The increased need for companies to reduce costs in response to recessionary pressures should expedite the general trend of companies looking to outsource their in-house testing resources. The cost-savings available from utilising our blended on-shore/off-shore services therefore makes our offering especially attractive in the current climate.
Our considerable off-shore capacity also means that, should existing clients seek different pricing models from us, we have the flexibility to address this by increasing the off-shore element of the service we offer them without reducing our overall margins. As such, we believe that the substantial expansion of our off-shoring facilities during 2008 was well-timed.
Software testing is applicable across a wide spectrum of industry sectors. During the year we have successfully expanded the number of verticals to 27 into which we sell our services, with a healthy spread of clients across each. As a result, we are not overly-exposed to a downturn in any given industry. Our presence across multiple geographies also reduces our exposure to a downturn in any specific region and we have the flexibility to locate staff where demand is greatest.
We tend to provide testing for business critical software, such as payment systems, which in many cases represent non-discretionary spend and will therefore always require testing. In addition, cutting corners on testing does not make economic sense to businesses that are looking to reduce costs as the costs of addressing issues post implementation can run to many times the initial outlay.
Furthermore, the introduction of regulations governing IT systems by directives such as Basel II, Sarbanes Oxley or MiFID, means that certain business have no choice but to carry out adequate software testing. Regulations such as these have come about as the result of the, often high profile, failure of large numbers of software projects over recent times. According to the latest published Standish report, 19% of software projects currently fail as a consequence of time constraints or lack of impartiality.
These failures, which can result from the partial nature of in-house software testing, are helping to drive awareness of the importance of independence in software testing. This has been recognised in recent studies from independent industry analysts such as Ovum, Forrester and Gartner. Forrester recently stated that: "Much of the recent growth in outsourced application services has been fueled by customers engaging independent testing services, where the development provider is separate from the provider performing the testing." Similarly, during the year, Gartner recognised Independent Software Testing as a sector in its own right: "More and more companies look into independent testing as the offerings of an increasing number of service providers mature. It seems that independent testing is shaping as a separate market segment".

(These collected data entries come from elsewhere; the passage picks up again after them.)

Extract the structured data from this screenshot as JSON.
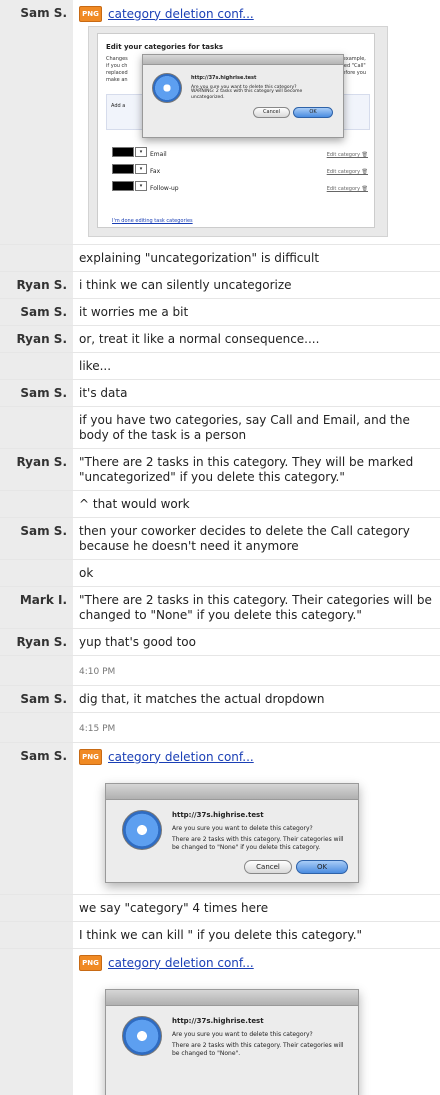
{
  "messages": [
    {
      "author": "Sam S.",
      "file": "category deletion conf..."
    },
    {
      "author": "",
      "text": "explaining \"uncategorization\" is difficult"
    },
    {
      "author": "Ryan S.",
      "text": "i think we can silently uncategorize"
    },
    {
      "author": "Sam S.",
      "text": "it worries me a bit"
    },
    {
      "author": "Ryan S.",
      "text": "or, treat it like a normal consequence...."
    },
    {
      "author": "",
      "text": "like..."
    },
    {
      "author": "Sam S.",
      "text": "it's data"
    },
    {
      "author": "",
      "text": "if you have two categories, say Call and Email, and the body of the task is a person"
    },
    {
      "author": "Ryan S.",
      "text": "\"There are 2 tasks in this category. They will be marked \"uncategorized\" if you delete this category.\""
    },
    {
      "author": "",
      "text": "^ that would work"
    },
    {
      "author": "Sam S.",
      "text": "then your coworker decides to delete the Call category because he doesn't need it anymore"
    },
    {
      "author": "",
      "text": "ok"
    },
    {
      "author": "Mark I.",
      "text": "\"There are 2 tasks in this category. Their categories will be changed to \"None\" if you delete this category.\""
    },
    {
      "author": "Ryan S.",
      "text": "yup that's good too"
    },
    {
      "time": "4:10 PM"
    },
    {
      "author": "Sam S.",
      "text": "dig that, it matches the actual dropdown"
    },
    {
      "time": "4:15 PM"
    },
    {
      "author": "Sam S.",
      "file": "category deletion conf..."
    },
    {
      "author": "",
      "text": "we say \"category\" 4 times here"
    },
    {
      "author": "",
      "text": "I think we can kill \" if you delete this category.\""
    },
    {
      "author": "",
      "file": "category deletion conf..."
    }
  ],
  "file_icon_label": "PNG",
  "shot1": {
    "title": "Edit your categories for tasks",
    "text_left": "Changes\nif you ch\nreplaced\nmake an",
    "text_right": "r example,\nrked \"Call\"\nbefore you",
    "add_label": "Add a",
    "categories": [
      {
        "name": "Email",
        "edit": "Edit category"
      },
      {
        "name": "Fax",
        "edit": "Edit category"
      },
      {
        "name": "Follow-up",
        "edit": "Edit category"
      }
    ],
    "done_link": "I'm done editing task categories",
    "dialog": {
      "host": "http://37s.highrise.test",
      "question": "Are you sure you want to delete this category?",
      "warning": "WARNING: 2 tasks with this category will become uncategorized.",
      "cancel": "Cancel",
      "ok": "OK"
    }
  },
  "dialog2": {
    "host": "http://37s.highrise.test",
    "question": "Are you sure you want to delete this category?",
    "message": "There are 2 tasks with this category. Their categories will be changed to \"None\" if you delete this category.",
    "cancel": "Cancel",
    "ok": "OK"
  },
  "dialog3": {
    "host": "http://37s.highrise.test",
    "question": "Are you sure you want to delete this category?",
    "message": "There are 2 tasks with this category. Their categories will be changed to \"None\"."
  }
}
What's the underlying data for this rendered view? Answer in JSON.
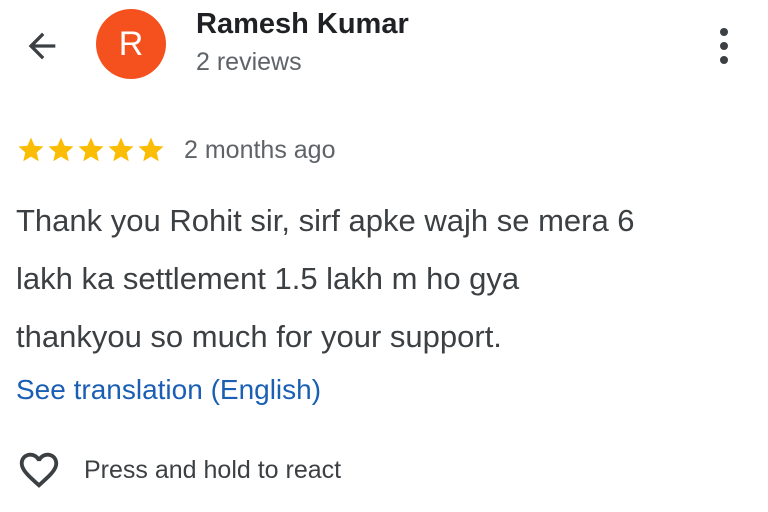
{
  "header": {
    "back_icon": "arrow-back-icon",
    "avatar_letter": "R",
    "avatar_color": "#f4511e",
    "reviewer_name": "Ramesh Kumar",
    "review_count": "2 reviews",
    "more_icon": "more-vert-icon"
  },
  "review": {
    "rating": 5,
    "rating_max": 5,
    "star_color": "#fbbc04",
    "date": "2 months ago",
    "text_lines": [
      "Thank you Rohit sir, sirf apke wajh se mera 6",
      "lakh ka settlement 1.5 lakh m ho gya",
      "thankyou so much for your support."
    ],
    "see_translation": "See translation (English)",
    "link_color": "#1a5fb4"
  },
  "reaction": {
    "icon": "heart-outline-icon",
    "label": "Press and hold to react"
  }
}
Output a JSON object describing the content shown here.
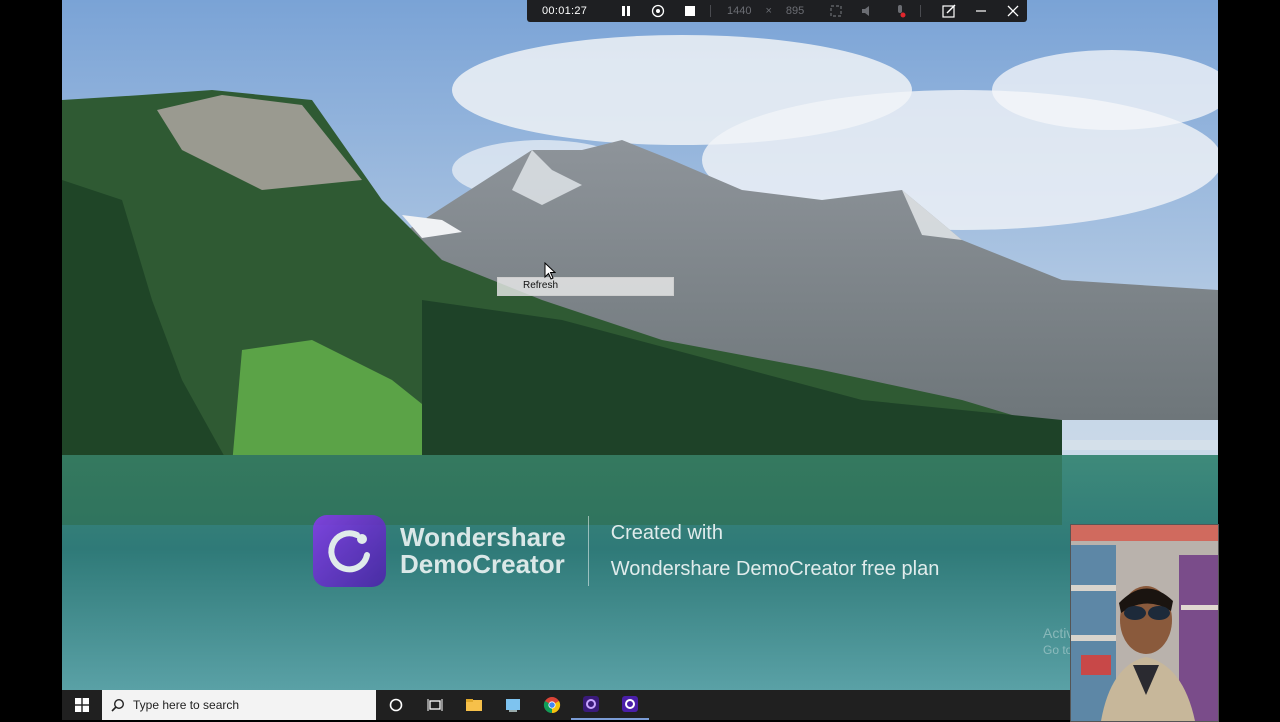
{
  "recorder": {
    "elapsed": "00:01:27",
    "width": "1440",
    "times": "×",
    "height": "895"
  },
  "context_menu": {
    "items": [
      "Refresh"
    ]
  },
  "watermark": {
    "brand_line1": "Wondershare",
    "brand_line2": "DemoCreator",
    "text_line1": "Created with",
    "text_line2": "Wondershare DemoCreator free plan"
  },
  "activation": {
    "line1": "Activate Win",
    "line2": "Go to Settings to"
  },
  "taskbar": {
    "search_placeholder": "Type here to search",
    "pinned": [
      "cortana-icon",
      "task-view-icon",
      "file-explorer-icon",
      "explorer-app-icon",
      "chrome-icon",
      "democreator-icon",
      "democreator-recorder-icon"
    ]
  },
  "colors": {
    "taskbar": "#202020",
    "recorder_bar": "#1e1f22",
    "accent_purple": "#7b35e6"
  }
}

We recognise that no company can be completely immune to recession, indeed industry analysts have predicted a slowdown in the growth rates for the wider IT services industry from 4% in 2008 to 1.5% in 2009. However, taken together, we believe that the above factors should enable our markets to hold up well in 2009 and beyond.
Business strategy
The core strategy is to build upon our market position as the global leader in independent software testing and quality management services, primarily through selling more combined onshore/offshore projects. We view the advances made during 2008 in this regard as only the beginning of this strategy.
Our ability to provide blended onshore and offshore solutions enables us to offer our clients more favourable pricing while still providing them with industry-leading engineers to manage the testing requirements on-site. By allocating onshore resources to the most mission-critical aspects of a project and farming out less risk-sensitive aspects to the off-shore centres, we are able to maximise the value our clients receive in term of both cost and quality of service. The effect of this has been an increase in the number of long term contracts we have secured during the period, resulting ultimately in greater levels of repeat revenues, which currently stand at approximately 75%.
Furthermore, the formation of our Egypt off-shore centre (with 80% German and 20% French speaking skills) has proved highly attractive to clients whose requirements were not necessarily being met through the off-shore industry's traditional English-speaking services. We will therefore not only look to increase capacity by expanding our off-shoring operations, but will look to increase the number of languages and time zones that we cover, thereby further improving the attractiveness of our offering to global organisations.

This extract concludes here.